If I run a plain search of:
With a time range of the last 30 days, within the Timeline we can see the pattern of event volume we expect to see over the least 30 days, for example with 21,780 events on January 6th.
If I now change to a custom time range of 6 January 2011 00:00:00 - 7 January 2011 00:00:00, the same query returns only 99 events per day, with the first event seen during the day at 22:15:13.247. A search for the previous day returns 0 events (as opposed to the expected 20K plus).
All days are blank for day-long searches back to 25th December 2010 (inclusive).
Just as looking back over the past 30-days yielding the correct results, if I run a search from the 24th December to 6th January it shows the expected results. If I change the start date to the 25th December (end date 7 January 2011 00:00:00) I get only the 99 results after 22:55:13 from the 6th January.
Under db on the index there appears to be only one warm bucket, and one hot. The creation time for both of these buckets is just after 23:00 on 6th January 2011 (note our data arrives in 5 minute batches, so the data from 22:55:00 - 23:00:00 which contains the last reliable data would have been available for Splunk to index just after 23:00).

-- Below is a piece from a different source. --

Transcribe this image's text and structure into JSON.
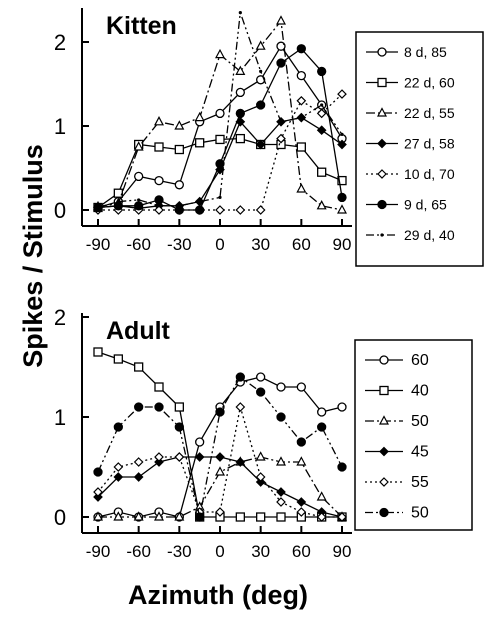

On the 6th January I was doing a re-index of the data, and what I think has happened is that at the stage the warm database rolled to hot Splunk was monitoring the live file, but still hadn't caught-up on the history (had got to 24th December say). So that the hot bucket may contain data time-stamped prior to the timestamp of the data which prompted the roll from hot to warm.
Does this explanation make sense and is this a risk in Splunk: so if I'm re-indexing do I need to assure that all the historical files are indexed prior to the live files being configured/enabled in inputs.conf?